Şimdi hep birlikte düşünelim; sigorta sektöründe penetrasyonu arttırabilmek için neler yapmalıyız? Değişime direnmeli miyiz? Yoksa değişimi olumlu anlamda algılayıp weberyan bürokrasideki akılcı, rasyonel olanı, kamu yararını amaçlayan, sorunlara çözüm odaklı yaklaşan, hukuku gözeten, teknik rasyonaliteyi arayan ve kamu hizmeti sunması nedeniyle kurumların saygınlığını koruyan bürokrat tipini yeniden göreve mi çağırmalıyız?

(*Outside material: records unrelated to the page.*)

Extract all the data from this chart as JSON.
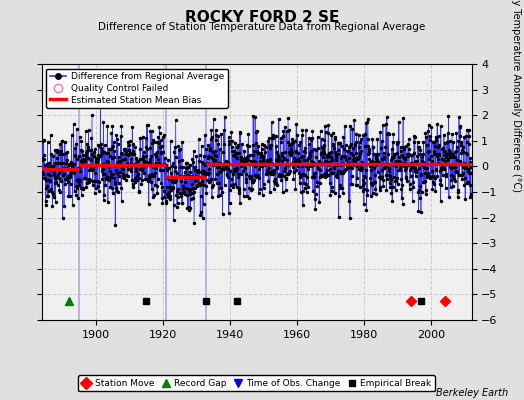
{
  "title": "ROCKY FORD 2 SE",
  "subtitle": "Difference of Station Temperature Data from Regional Average",
  "ylabel": "Monthly Temperature Anomaly Difference (°C)",
  "xlim": [
    1884,
    2012
  ],
  "ylim": [
    -6,
    4
  ],
  "yticks": [
    -6,
    -5,
    -4,
    -3,
    -2,
    -1,
    0,
    1,
    2,
    3,
    4
  ],
  "xticks": [
    1900,
    1920,
    1940,
    1960,
    1980,
    2000
  ],
  "fig_bg_color": "#e0e0e0",
  "plot_bg_color": "#f0f0f0",
  "grid_color": "#cccccc",
  "data_line_color": "#3333ff",
  "data_marker_color": "black",
  "bias_line_color": "red",
  "vline_color": "#aaaaee",
  "seed": 42,
  "start_year": 1884,
  "end_year": 2011,
  "segments": [
    {
      "start": 1884.0,
      "end": 1895.0,
      "bias": -0.12
    },
    {
      "start": 1895.0,
      "end": 1921.0,
      "bias": 0.05
    },
    {
      "start": 1921.0,
      "end": 1933.0,
      "bias": -0.42
    },
    {
      "start": 1933.0,
      "end": 2012.0,
      "bias": 0.08
    }
  ],
  "vertical_lines": [
    1895,
    1921,
    1933
  ],
  "station_moves": [
    1994,
    2004
  ],
  "record_gaps": [
    1892
  ],
  "empirical_breaks": [
    1915,
    1933,
    1942,
    1997
  ],
  "obs_changes": [],
  "marker_y": -5.25,
  "footnote": "Berkeley Earth",
  "noise_std": 0.72
}
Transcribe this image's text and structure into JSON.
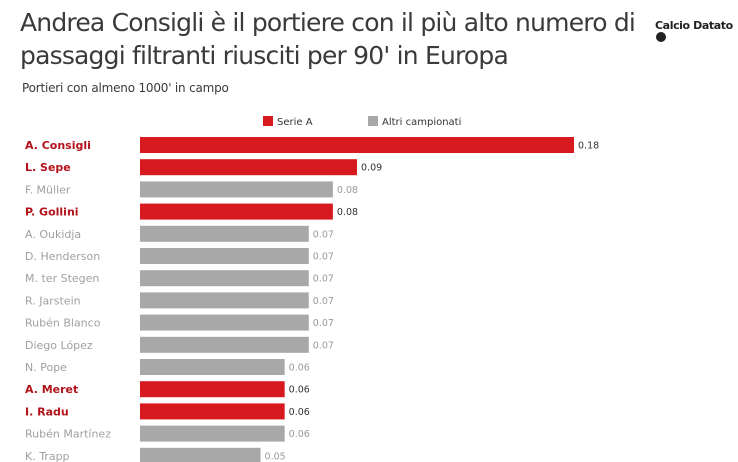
{
  "header": {
    "title": "Andrea Consigli è il portiere con il più alto numero di passaggi filtranti riusciti per 90' in Europa",
    "subtitle": "Portieri con almeno 1000' in campo",
    "logo": "Calcio Datato"
  },
  "colors": {
    "serie_a": "#d71920",
    "altri": "#a8a8a8",
    "serie_a_label": "#b3121a",
    "altri_label": "#a0a0a0"
  },
  "chart_data": {
    "type": "bar",
    "orientation": "horizontal",
    "title": "Andrea Consigli è il portiere con il più alto numero di passaggi filtranti riusciti per 90' in Europa",
    "subtitle": "Portieri con almeno 1000' in campo",
    "legend": [
      "Serie A",
      "Altri campionati"
    ],
    "legend_position": "top",
    "xlim": [
      0,
      0.18
    ],
    "grid": false,
    "categories": [
      "A. Consigli",
      "L. Sepe",
      "F. Müller",
      "P. Gollini",
      "A. Oukidja",
      "D. Henderson",
      "M. ter Stegen",
      "R. Jarstein",
      "Rubén Blanco",
      "Diego López",
      "N. Pope",
      "A. Meret",
      "I. Radu",
      "Rubén Martínez",
      "K. Trapp"
    ],
    "values": [
      0.18,
      0.09,
      0.08,
      0.08,
      0.07,
      0.07,
      0.07,
      0.07,
      0.07,
      0.07,
      0.06,
      0.06,
      0.06,
      0.06,
      0.05
    ],
    "labels": [
      "0.18",
      "0.09",
      "0.08",
      "0.08",
      "0.07",
      "0.07",
      "0.07",
      "0.07",
      "0.07",
      "0.07",
      "0.06",
      "0.06",
      "0.06",
      "0.06",
      "0.05"
    ],
    "groups": [
      "Serie A",
      "Serie A",
      "Altri campionati",
      "Serie A",
      "Altri campionati",
      "Altri campionati",
      "Altri campionati",
      "Altri campionati",
      "Altri campionati",
      "Altri campionati",
      "Altri campionati",
      "Serie A",
      "Serie A",
      "Altri campionati",
      "Altri campionati"
    ]
  }
}
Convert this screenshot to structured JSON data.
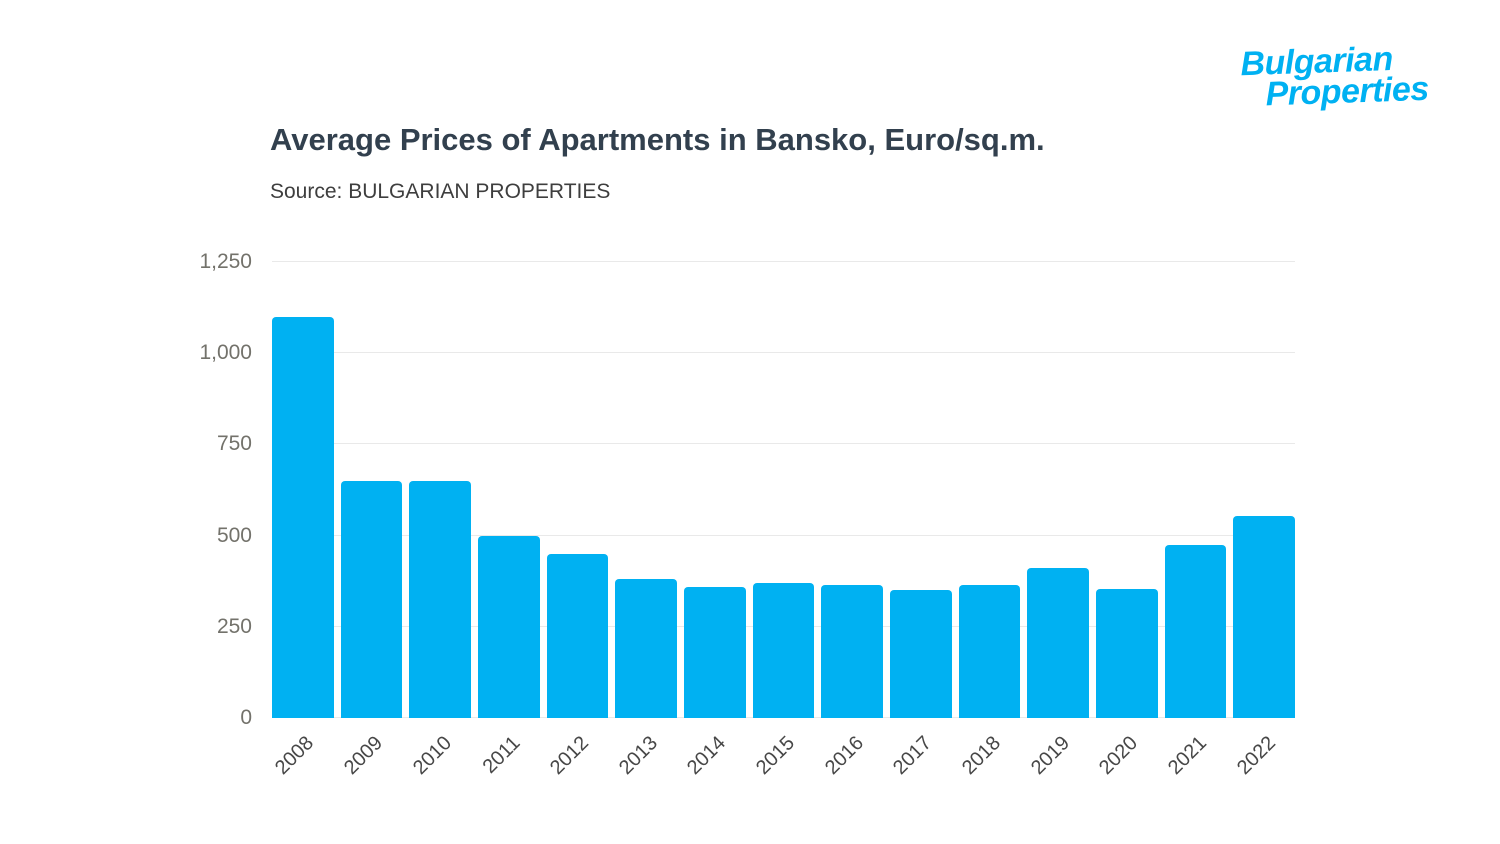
{
  "logo": {
    "line1": "Bulgarian",
    "line2": "Properties"
  },
  "theme": {
    "accent": "#00b1f2",
    "bar_color": "#00b1f2",
    "title_color": "#32404e",
    "text_color": "#3e3e3e",
    "tick_color": "#73726b",
    "xtick_color": "#474747",
    "grid_color": "#e9e9e9"
  },
  "chart_data": {
    "type": "bar",
    "title": "Average Prices of Apartments in Bansko, Euro/sq.m.",
    "subtitle": "Source: BULGARIAN PROPERTIES",
    "categories": [
      "2008",
      "2009",
      "2010",
      "2011",
      "2012",
      "2013",
      "2014",
      "2015",
      "2016",
      "2017",
      "2018",
      "2019",
      "2020",
      "2021",
      "2022"
    ],
    "values": [
      1100,
      650,
      650,
      500,
      450,
      380,
      360,
      370,
      365,
      350,
      365,
      410,
      355,
      475,
      555
    ],
    "xlabel": "",
    "ylabel": "Euro/sq.m.",
    "ylim": [
      0,
      1250
    ],
    "yticks": [
      0,
      250,
      500,
      750,
      1000,
      1250
    ],
    "ytick_labels": [
      "0",
      "250",
      "500",
      "750",
      "1,000",
      "1,250"
    ],
    "grid": true,
    "legend": "none",
    "bar_color": "#00b1f2"
  }
}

Bu kadar açık ve somut bir saptamaya akıl ile direnmek olanaklı mı bilemem. Kendi coğrafyasında yalnız bir ülke olarak var oluş için güçlü olmak ve güçlü kalmak adına olanaklarını en iyi şekilde kullanmak zorunda. Tam bu noktada doğru kişilerin doğru şeyleri doğru zamanda yapma zorunluluğu bir mecburiyet oldu. Atatürk ün “ Vatanını en çok seven görevini en iyi yapandır” sözünün altını çizerek hatırlarda kalmasını sağlarken Mevlana ile kapatıyorum.
“Dünle birlikte gitti, cancağızım. Ne varsa düne ait. Şimdi yeni şeyler söylemek lazım.”